Currently, there is an Applicant's Handbook and a 5 page Rural Community Broadband Toolkit to guide you through the maze that is designed to part communities from 75% of the project costs. Section 7 of the Applicant's Handbook includes the completely bizarre statement under Value For Money

Based on BDUK’s experience of establishing Superfast Broadband solutions (24Mbps and above) in hard to reach areas, we would expect that a Superfast Broadband connection should require an average grant aid of approximately £300 per premise enabled.

(I'm sure all of us would love to know precisely where this BDUK experience has been gained considering the current state of play with BDUK bids in this country).

Expressions of interest for the RCBF are due in between 1st Dec and 31st January 2012. Which gives you, as Pastieman69 pointed out, about one actual working day to get it together if you are an average community.

Our questions:

The applicant is fully responsible for any liabilities associated with the project, such as the clawback of grant funds (potentially plus a penalty) should the project fail to deliver against your contract.

So if the network/upgrade is deemed substandard due to contractor fault(s) the community has to pay?
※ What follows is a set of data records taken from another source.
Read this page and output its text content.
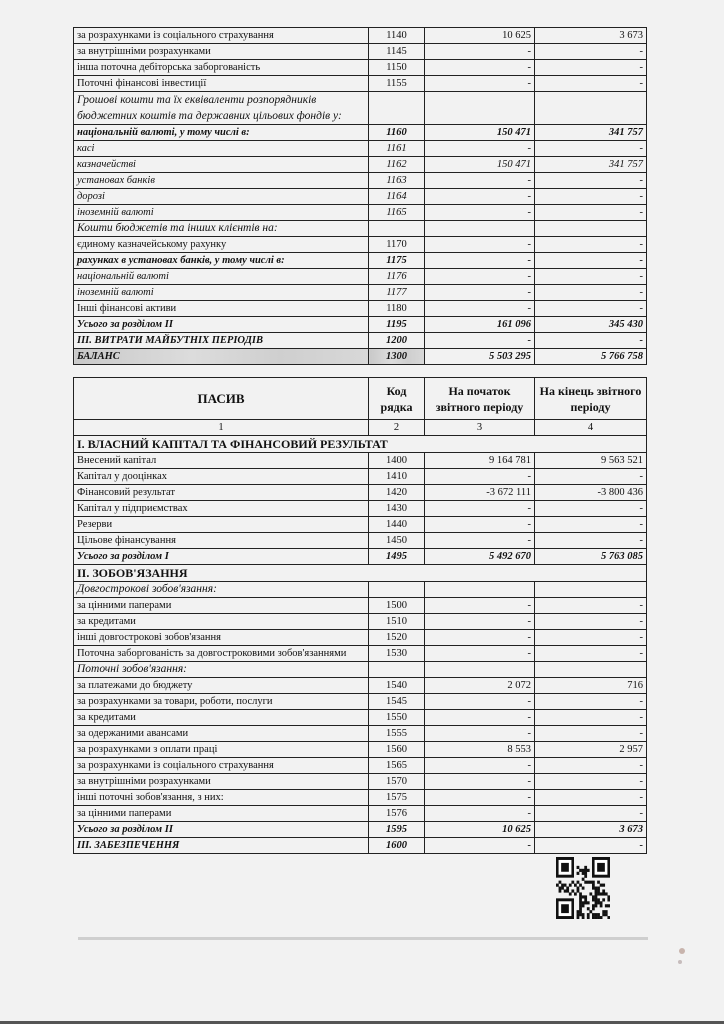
за розрахунками із соціального страхування	1140	10 625	3 673
за внутрішніми розрахунками	1145	-	-
інша поточна дебіторська заборгованість	1150	-	-
Поточні фінансові інвестиції	1155	-	-
Грошові кошти та їх еквіваленти розпорядників бюджетних коштів та державних цільових фондів у:			
національній валюті, у тому числі в:	1160	150 471	341 757
касі	1161	-	-
казначействі	1162	150 471	341 757
установах банків	1163	-	-
дорозі	1164	-	-
іноземній валюті	1165	-	-
Кошти бюджетів та інших клієнтів на:			
єдиному казначейському рахунку	1170	-	-
рахунках в установах банків, у тому числі в:	1175	-	-
національній валюті	1176	-	-
іноземній валюті	1177	-	-
Інші фінансові активи	1180	-	-
Усього за розділом II	1195	161 096	345 430
III. ВИТРАТИ МАЙБУТНІХ ПЕРІОДІВ	1200	-	-
БАЛАНС	1300	5 503 295	5 766 758
ПАСИВ	Код рядка	На початок звітного періоду	На кінець звітного періоду
1	2	3	4
I. ВЛАСНИЙ КАПІТАЛ ТА ФІНАНСОВИЙ РЕЗУЛЬТАТ			
Внесений капітал	1400	9 164 781	9 563 521
Капітал у дооцінках	1410	-	-
Фінансовий результат	1420	-3 672 111	-3 800 436
Капітал у підприємствах	1430	-	-
Резерви	1440	-	-
Цільове фінансування	1450	-	-
Усього за розділом I	1495	5 492 670	5 763 085
II. ЗОБОВ'ЯЗАННЯ			
Довгострокові зобов'язання:			
за цінними паперами	1500	-	-
за кредитами	1510	-	-
інші довгострокові зобов'язання	1520	-	-
Поточна заборгованість за довгостроковими зобов'язаннями	1530	-	-
Поточні зобов'язання:			
за платежами до бюджету	1540	2 072	716
за розрахунками за товари, роботи, послуги	1545	-	-
за кредитами	1550	-	-
за одержаними авансами	1555	-	-
за розрахунками з оплати праці	1560	8 553	2 957
за розрахунками із соціального страхування	1565	-	-
за внутрішніми розрахунками	1570	-	-
інші поточні зобов'язання, з них:	1575	-	-
за цінними паперами	1576	-	-
Усього за розділом II	1595	10 625	3 673
III. ЗАБЕЗПЕЧЕННЯ	1600	-	-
Even if the contractor is BT/Fujitsu? Seems to be heavily in the telcos' favour to trigger this and then move in to remedy once the community have paid in full for it.
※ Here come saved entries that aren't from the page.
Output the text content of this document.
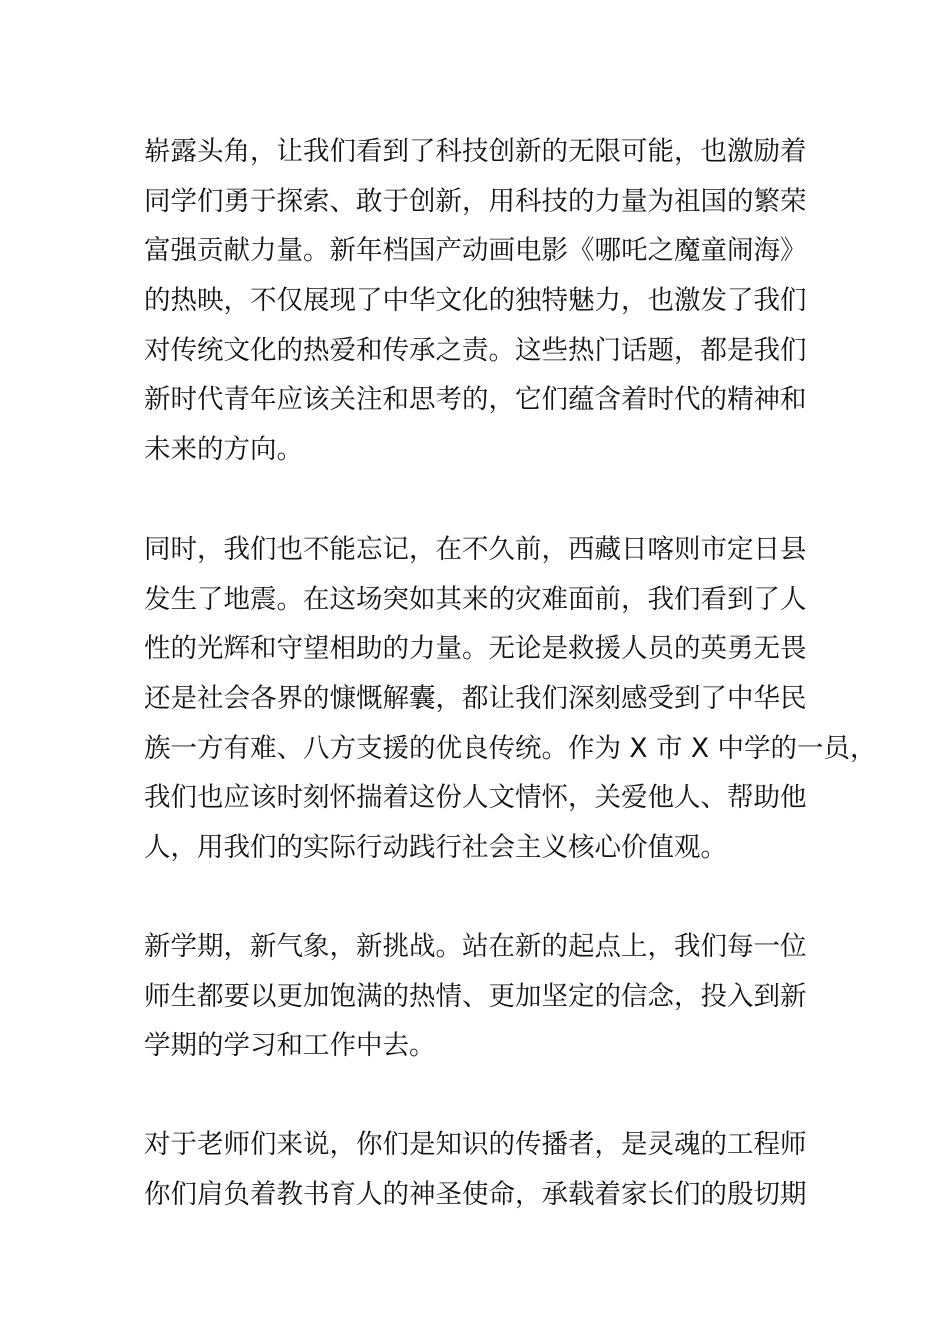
崭露头角，让我们看到了科技创新的无限可能，也激励着
同学们勇于探索、敢于创新，用科技的力量为祖国的繁荣
富强贡献力量。新年档国产动画电影《哪吒之魔童闹海》
的热映，不仅展现了中华文化的独特魅力，也激发了我们
对传统文化的热爱和传承之责。这些热门话题，都是我们
新时代青年应该关注和思考的，它们蕴含着时代的精神和
未来的方向。
同时，我们也不能忘记，在不久前，西藏日喀则市定日县
发生了地震。在这场突如其来的灾难面前，我们看到了人
性的光辉和守望相助的力量。无论是救援人员的英勇无畏
还是社会各界的慷慨解囊，都让我们深刻感受到了中华民
族一方有难、八方支援的优良传统。作为 X 市 X 中学的一员，
我们也应该时刻怀揣着这份人文情怀，关爱他人、帮助他
人，用我们的实际行动践行社会主义核心价值观。
新学期，新气象，新挑战。站在新的起点上，我们每一位
师生都要以更加饱满的热情、更加坚定的信念，投入到新
学期的学习和工作中去。
对于老师们来说，你们是知识的传播者，是灵魂的工程师
你们肩负着教书育人的神圣使命，承载着家长们的殷切期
You cannot claim for any costs incurred in advance of securing approval of any full application.

So any consultants parachuted in to work on the EOI/work towards full bid with the community would have to be paid for by the community?
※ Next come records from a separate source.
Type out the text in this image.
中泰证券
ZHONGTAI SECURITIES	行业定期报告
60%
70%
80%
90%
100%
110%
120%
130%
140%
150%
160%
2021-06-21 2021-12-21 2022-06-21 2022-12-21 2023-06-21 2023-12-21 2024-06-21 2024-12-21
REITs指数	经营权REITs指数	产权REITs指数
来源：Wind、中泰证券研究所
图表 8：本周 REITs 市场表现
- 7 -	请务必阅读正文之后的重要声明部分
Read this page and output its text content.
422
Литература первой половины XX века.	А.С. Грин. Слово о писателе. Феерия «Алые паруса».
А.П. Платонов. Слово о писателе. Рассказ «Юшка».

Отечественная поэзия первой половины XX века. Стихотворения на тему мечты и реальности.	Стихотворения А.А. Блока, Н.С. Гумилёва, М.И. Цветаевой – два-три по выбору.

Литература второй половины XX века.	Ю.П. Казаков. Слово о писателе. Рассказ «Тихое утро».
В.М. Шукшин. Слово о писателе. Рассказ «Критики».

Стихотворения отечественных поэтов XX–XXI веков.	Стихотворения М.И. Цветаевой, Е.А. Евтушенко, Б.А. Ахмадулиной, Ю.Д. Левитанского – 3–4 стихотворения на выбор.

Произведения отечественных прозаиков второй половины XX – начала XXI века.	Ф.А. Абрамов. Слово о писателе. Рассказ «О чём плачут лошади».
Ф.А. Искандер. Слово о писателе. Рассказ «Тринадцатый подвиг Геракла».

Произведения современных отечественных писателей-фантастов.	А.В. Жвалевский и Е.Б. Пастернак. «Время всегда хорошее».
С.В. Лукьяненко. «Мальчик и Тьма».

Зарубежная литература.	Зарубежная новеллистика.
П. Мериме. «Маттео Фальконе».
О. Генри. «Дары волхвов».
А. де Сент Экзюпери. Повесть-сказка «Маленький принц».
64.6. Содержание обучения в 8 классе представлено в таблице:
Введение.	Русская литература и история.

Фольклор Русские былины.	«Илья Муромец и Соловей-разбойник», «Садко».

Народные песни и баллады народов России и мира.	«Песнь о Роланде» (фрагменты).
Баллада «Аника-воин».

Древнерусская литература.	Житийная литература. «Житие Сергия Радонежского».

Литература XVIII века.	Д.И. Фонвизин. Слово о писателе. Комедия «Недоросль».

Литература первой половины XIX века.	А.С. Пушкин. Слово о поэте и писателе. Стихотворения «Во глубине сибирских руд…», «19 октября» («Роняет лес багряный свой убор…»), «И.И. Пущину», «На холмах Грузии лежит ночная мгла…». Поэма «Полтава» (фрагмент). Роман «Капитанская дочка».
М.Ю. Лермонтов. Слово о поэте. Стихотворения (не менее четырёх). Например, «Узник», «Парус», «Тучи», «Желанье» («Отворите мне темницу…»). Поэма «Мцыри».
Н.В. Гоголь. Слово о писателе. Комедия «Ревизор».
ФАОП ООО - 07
You will only be able to recover expenditure once you have been able to provide evidence that you have paid for it. This means that you can only claim against actual defrayed expenditure – at a static intervention rate for each claim.

Who decides the defrayed payment rate, and what happens if suddenly the price is increased overnight?

You will therefore need to make arrangements to pay for all works up front, meaning that you will need some reserve funds or other means to "bank roll" the project.

Ok, pay for it all from within the community, and we'll give you the allocation of funds to cover the "assumption of £300 per premise and up to 50%". What returns are investors/parishes & CIC's expected to get to repay any money borrowed against the project to fund it? And, more importantly, who will actually own the infrastructure - the community or the contractor/telco used to build/connect to it?

If procuring services, you will need to comply with public procurement rules appropriate to any contracts you put out to tender, and you will need to treat all bidders transparently and equally in your procurement process(es).

If you have to talk to/go through a telco to set this all up before putting out to tender, how can it be transparent tendering if you then award them the contract? Who will pay for the tender if it has to go through TED/OJEU?

Every single cost is already known for each technology. Except ONE. Backhaul. Where is the solution for getting affordable backhaul to each and every one of the communities in the final 10% or the Final Third?


Somerset said...

Time to publish the state of every individual post code in the UK.

Anonymous said...

1. It isn't just the ownership of the equipment but also the regulation of the highly restrictive practices demanded by the main incumbent e.g. for their PIA "products".

2. It seems as if your community is expected to guess what the implementation costs are (long before any tender invitations are prepared) then demonstrate that you can raise 50% of those undefined costs AND arrange an unsecured bridging loan for the remainder just to be able to apply for the grant.

In Ewhurst's case after jumping through all the regulatory hoops - including in our case raising an unsecured bridging loan agreement for £180,000 - we were provided with a non-compliant BT bid which we were obliged to reject, only to find BT had, under a non-disclosure agreement with SEEDA, decided to contradict their previous statement that they would not install any equipment in the area.

What encouragement does this provide for "Big Society" involvement ?

chris said...

Reading this post 6 months later I now totally understand it...
What a mess.

chris said...

Reading this post 18 months later and still no support for rural broadband projects it makes you wonder doesn't it?